L'influence de Zwingli était prépondérante dans cette nouvelle organisation de la liturgie : le principe de la messe comme un sacrifice était réfuté, l'autel disparaissait comme les vêtements et ornements liturgiques du prêtre. Le rituel, enraciné dans les esprits depuis des temps immémoriaux, disparaissait également.

Strasbourg, terre d'accueil

Une certaine tolérance religieuse subsistait néanmoins à Strasbourg dans la mesure où la messe pouvait continuer d'avoir lieu dans certaines églises.

Après 1527-1528, Strasbourg voit arriver une multitude de réfugiés, réprouvés, survivants des batailles du Bundschuh, mystiques apocalyptiques de tous bords pour qui la grande métropole alsacienne représentait un havre de tolérance.

Parmi eux se trouvait une forte représentation d’anabaptistes, des partisans de Michael Sattler et de Melchior Hoffmann. Ces adeptes d’une réforme radicale avaient profité d’une grande tolérance de la part des autorités municipales pour se regrouper et se structurer.

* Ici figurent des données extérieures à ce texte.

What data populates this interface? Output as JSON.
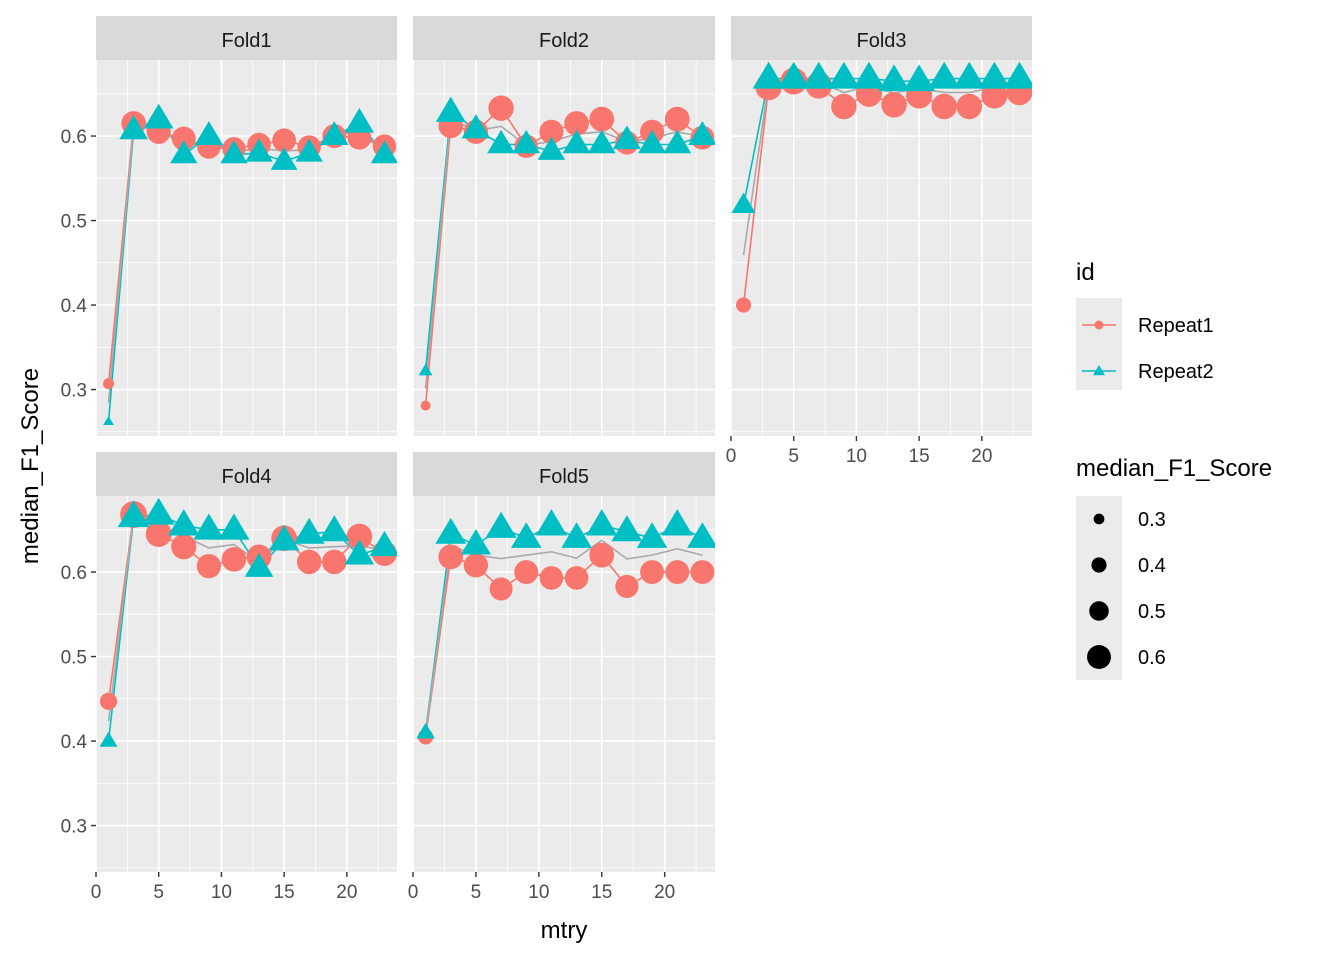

C’est Bucer qui insista pour que le culte chrétien soit défini et contrôlé strictement, dans l’intérêt du Bien commun.

En 1535 , après la terreur occasionnée par la prise de Münster par les anabaptistes et les excès qui suivirent, la ville entérina les seize articles de la Confession Tétrapolitaine, adoptée par les villes de Konstanz, Memmingen et Lindau.

Les anabaptistes furent sommés d’y souscrire ou de quitter la ville.